Dans cette même étude, l’économiste norvégien Bharat P. Bhatta note que cette politique tarifaire permet aux compagnies d’amortir le surcoût en carburant lié au transport de personnes en surpoids.

Chasse aux kilos superflus

Sur le terrain, le sujet tracasse les compagnies aériennes depuis longtemps. Elles rivalisent d’ingéniosité pour alléger leurs avions. Sièges, chariots, rideaux, moquettes, gobelets ou plateaux, chaque kilo compte. L’an dernier, British Airways a débuté l’expérimentation d’une nouvelle peinture issue de la technologie militaire pour réduire sa facture de kérosène. Air France avait auparavant présenté un nouveau siège pour ses vols court-courriers, plus légers de 40%. Après avoir suscité des polémiques aux États-Unis, le principe d’une «tarification discriminante» est finalement entré dans les mœurs. Les compagnies américaines Southwest et United, mais aussi Air France, encouragent vivement les personnes obèses à acheter deux billets, invoquant des raisons de confort et de sécurité.

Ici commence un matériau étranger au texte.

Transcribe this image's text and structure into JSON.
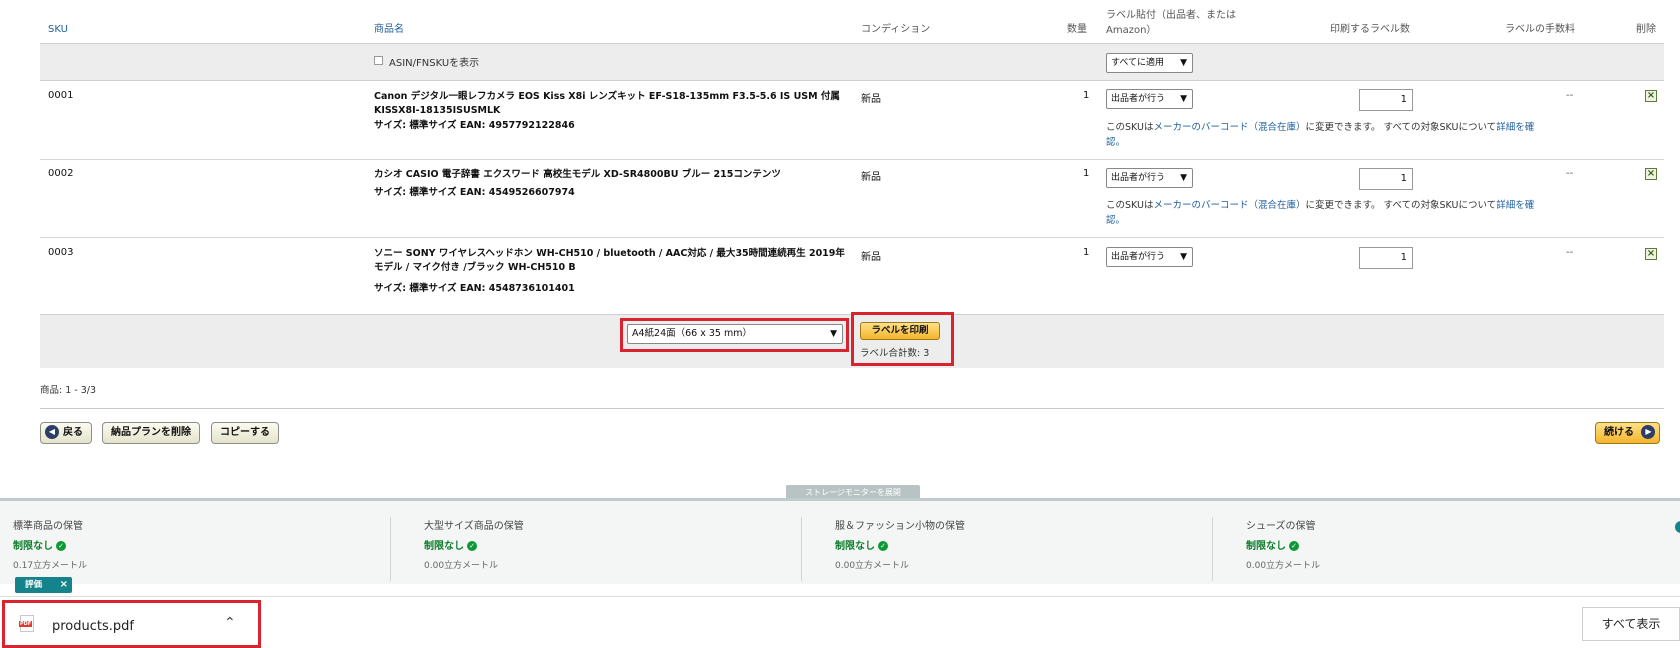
{
  "table": {
    "headers": {
      "sku": "SKU",
      "product_name": "商品名",
      "condition": "コンディション",
      "quantity": "数量",
      "label_owner_line1": "ラベル貼付（出品者、または",
      "label_owner_line2": "Amazon）",
      "labels_to_print": "印刷するラベル数",
      "label_fee": "ラベルの手数料",
      "delete": "削除"
    },
    "show_asin_label": "ASIN/FNSKUを表示",
    "apply_all": "すべてに適用",
    "rows": [
      {
        "sku": "0001",
        "title_line1": "Canon デジタル一眼レフカメラ EOS Kiss X8i レンズキット EF-S18-135mm F3.5-5.6 IS USM 付属",
        "title_line2": "KISSX8I-18135ISUSMLK",
        "meta": "サイズ: 標準サイズ EAN: 4957792122846",
        "condition": "新品",
        "quantity": "1",
        "labeler": "出品者が行う",
        "labels": "1",
        "fee": "--",
        "has_note": true
      },
      {
        "sku": "0002",
        "title_line1": "カシオ CASIO 電子辞書 エクスワード 高校生モデル XD-SR4800BU ブルー 215コンテンツ",
        "title_line2": "",
        "meta": "サイズ: 標準サイズ EAN: 4549526607974",
        "condition": "新品",
        "quantity": "1",
        "labeler": "出品者が行う",
        "labels": "1",
        "fee": "--",
        "has_note": true
      },
      {
        "sku": "0003",
        "title_line1": "ソニー SONY ワイヤレスヘッドホン WH-CH510 / bluetooth / AAC対応 / 最大35時間連続再生 2019年",
        "title_line2": "モデル / マイク付き /ブラック WH-CH510 B",
        "meta": "サイズ: 標準サイズ EAN: 4548736101401",
        "condition": "新品",
        "quantity": "1",
        "labeler": "出品者が行う",
        "labels": "1",
        "fee": "--",
        "has_note": false
      }
    ],
    "note": {
      "prefix": "このSKUは",
      "link": "メーカーのバーコード（混合在庫）",
      "middle": "に変更できます。 すべての対象SKUについて",
      "link2": "詳細を確",
      "suffix": "認。"
    }
  },
  "print": {
    "format": "A4紙24面（66 x 35 mm）",
    "print_button": "ラベルを印刷",
    "total": "ラベル合計数: 3"
  },
  "pager": "商品: 1 - 3/3",
  "actions": {
    "back": "戻る",
    "delete_plan": "納品プランを削除",
    "copy": "コピーする",
    "continue": "続ける"
  },
  "storage": {
    "toggle": "ストレージモニターを展開",
    "columns": [
      {
        "title": "標準商品の保管",
        "status": "制限なし",
        "value": "0.17立方メートル"
      },
      {
        "title": "大型サイズ商品の保管",
        "status": "制限なし",
        "value": "0.00立方メートル"
      },
      {
        "title": "服＆ファッション小物の保管",
        "status": "制限なし",
        "value": "0.00立方メートル"
      },
      {
        "title": "シューズの保管",
        "status": "制限なし",
        "value": "0.00立方メートル"
      }
    ]
  },
  "feedback_badge": "評価",
  "download": {
    "filename": "products.pdf",
    "show_all": "すべて表示"
  },
  "colors": {
    "highlight": "#d9232e",
    "link": "#1f5f9f",
    "ok_green": "#0d7d2c"
  }
}
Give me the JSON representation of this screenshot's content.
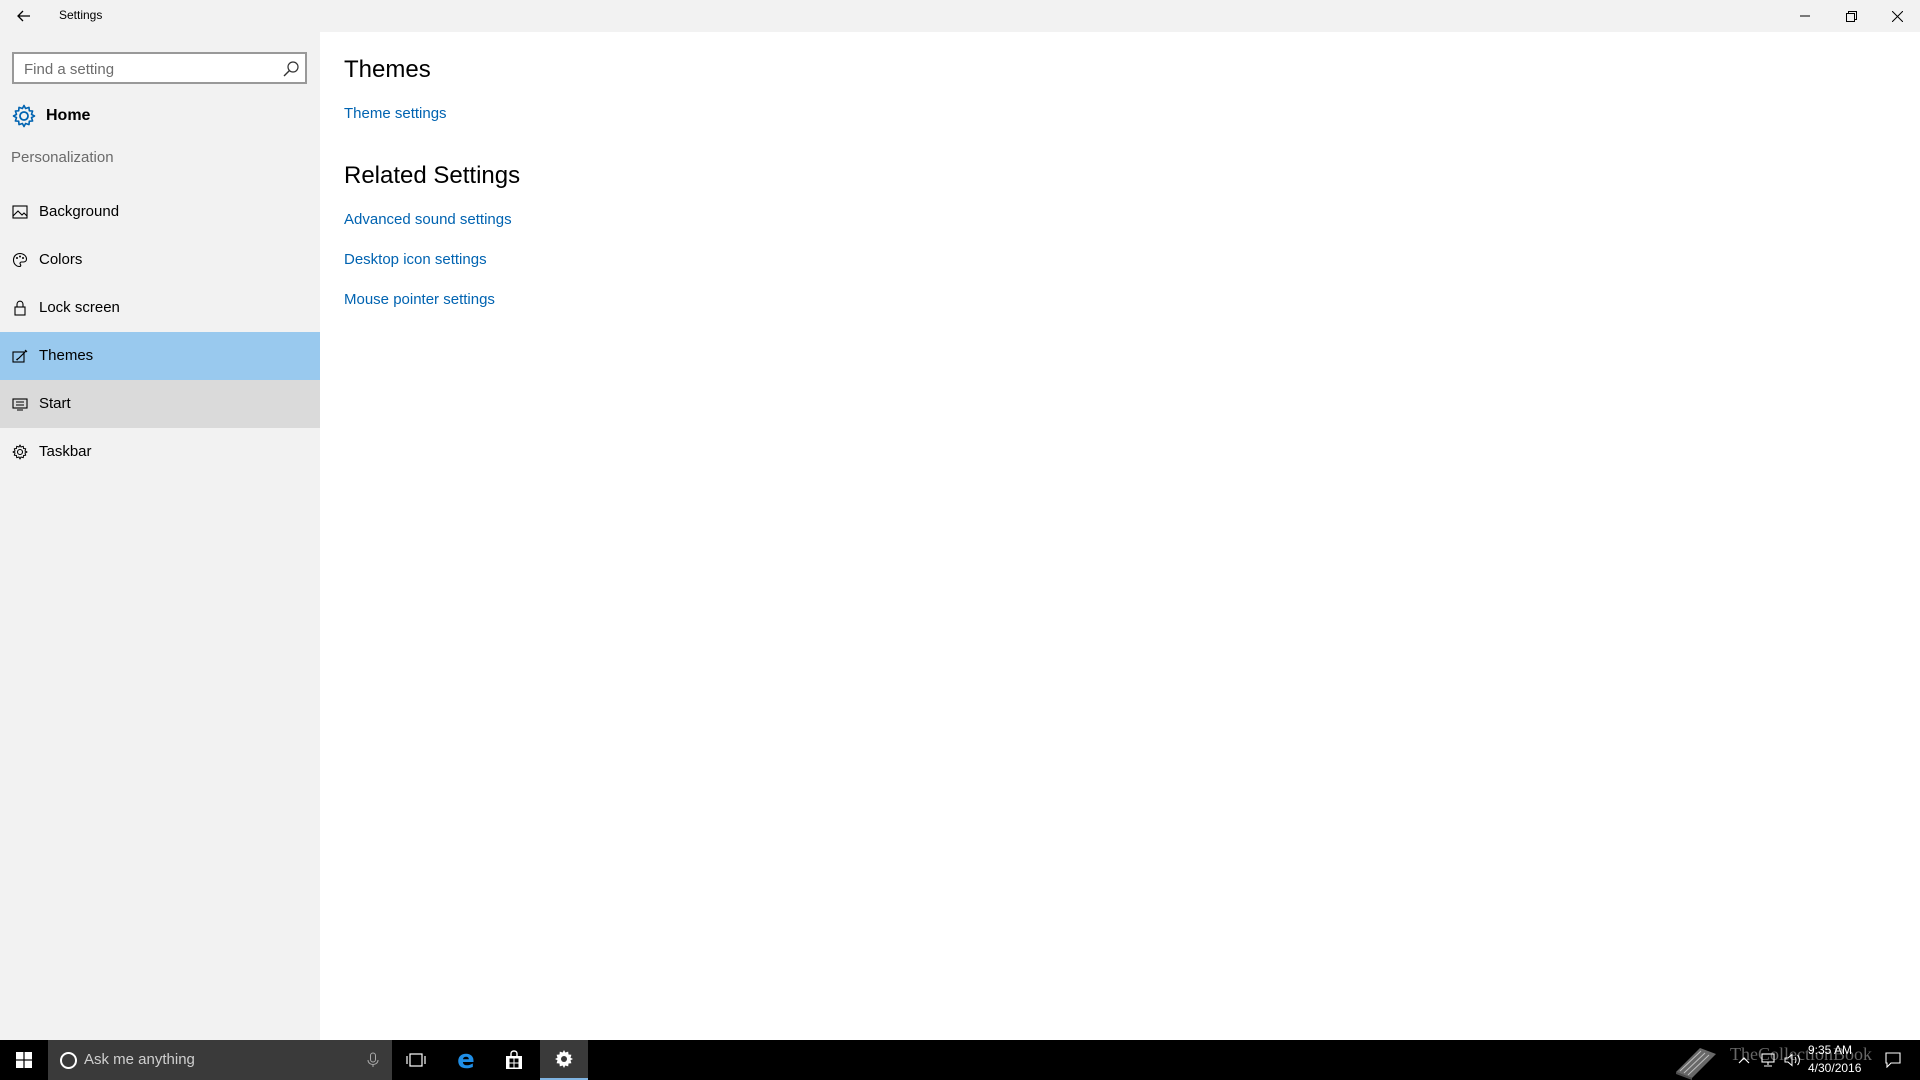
{
  "window": {
    "title": "Settings"
  },
  "sidebar": {
    "search_placeholder": "Find a setting",
    "home_label": "Home",
    "section_label": "Personalization",
    "items": [
      {
        "label": "Background",
        "icon": "picture-icon"
      },
      {
        "label": "Colors",
        "icon": "palette-icon"
      },
      {
        "label": "Lock screen",
        "icon": "lock-icon"
      },
      {
        "label": "Themes",
        "icon": "themes-brush-icon",
        "selected": true
      },
      {
        "label": "Start",
        "icon": "start-menu-icon"
      },
      {
        "label": "Taskbar",
        "icon": "taskbar-gear-icon"
      }
    ]
  },
  "main": {
    "themes_heading": "Themes",
    "theme_settings_link": "Theme settings",
    "related_heading": "Related Settings",
    "related_links": [
      "Advanced sound settings",
      "Desktop icon settings",
      "Mouse pointer settings"
    ]
  },
  "taskbar": {
    "search_text": "Ask me anything",
    "time": "9:35 AM",
    "date": "4/30/2016",
    "watermark": "TheCollectionBook"
  },
  "colors": {
    "accent": "#0063b1",
    "selected_bg": "#99c9ee",
    "sidebar_bg": "#f2f2f2",
    "taskbar_bg": "#000000"
  }
}
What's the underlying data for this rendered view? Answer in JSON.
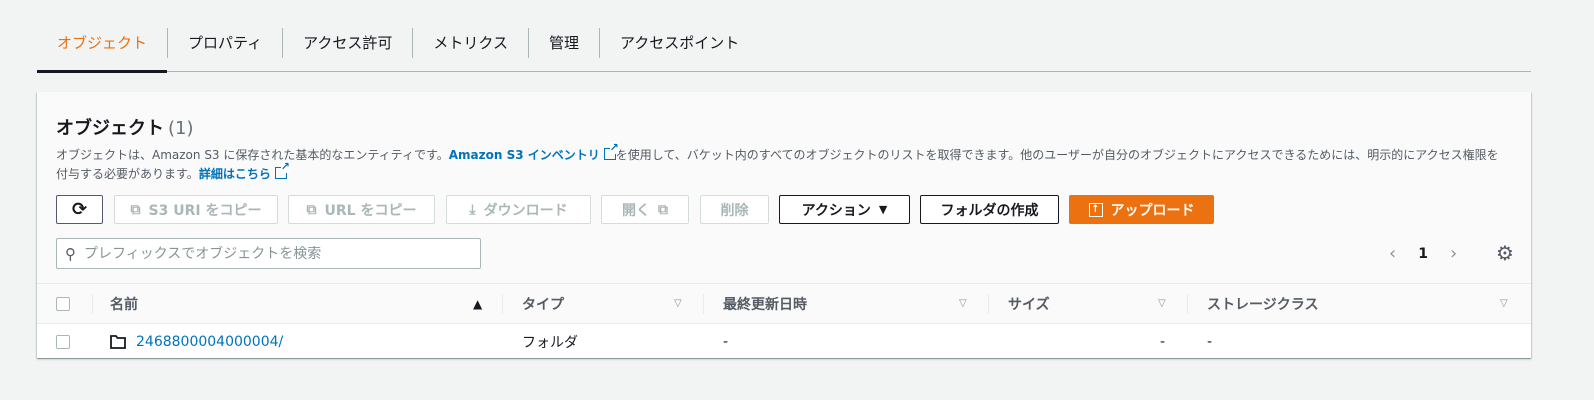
{
  "tabs": [
    {
      "label": "オブジェクト",
      "active": true
    },
    {
      "label": "プロパティ",
      "active": false
    },
    {
      "label": "アクセス許可",
      "active": false
    },
    {
      "label": "メトリクス",
      "active": false
    },
    {
      "label": "管理",
      "active": false
    },
    {
      "label": "アクセスポイント",
      "active": false
    }
  ],
  "panel": {
    "title": "オブジェクト",
    "count": "(1)",
    "desc_1": "オブジェクトは、Amazon S3 に保存された基本的なエンティティです。",
    "desc_link_1": "Amazon S3 インベントリ",
    "desc_2": "を使用して、バケット内のすべてのオブジェクトのリストを取得できます。他のユーザーが自分のオブジェクトにアクセスできるためには、明示的にアクセス権限を付与する必要があります。",
    "desc_link_2": "詳細はこちら"
  },
  "toolbar": {
    "refresh_icon": "refresh-icon",
    "copy_s3_uri": "S3 URI をコピー",
    "copy_url": "URL をコピー",
    "download": "ダウンロード",
    "open": "開く",
    "delete": "削除",
    "actions": "アクション",
    "create_folder": "フォルダの作成",
    "upload": "アップロード"
  },
  "search": {
    "placeholder": "プレフィックスでオブジェクトを検索",
    "value": ""
  },
  "pager": {
    "page": "1"
  },
  "table": {
    "columns": [
      "名前",
      "タイプ",
      "最終更新日時",
      "サイズ",
      "ストレージクラス"
    ],
    "rows": [
      {
        "name": "2468800004000004/",
        "type": "フォルダ",
        "last_modified": "-",
        "size": "-",
        "storage_class": "-"
      }
    ]
  },
  "colors": {
    "accent": "#ec7211",
    "link": "#0073bb"
  }
}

En France, la députée des Bouches-du-Rhône Valérie Boyer a déposé fin 2012 une proposition de loi visant à interdire de surtaxer une personne de forte corpulence qui achète un billet d’avion. «Il s’agit là d’une discrimination choquante», explique-t-elle au Figaro. «Nombreuses sont les compagnies de transport qui adaptent la taille de leur siège au gabarit des populations. En France, la SNCF et la RATP ne font pas exception. Pourquoi le transport aérien ne connaîtrait il pas la même évolution?»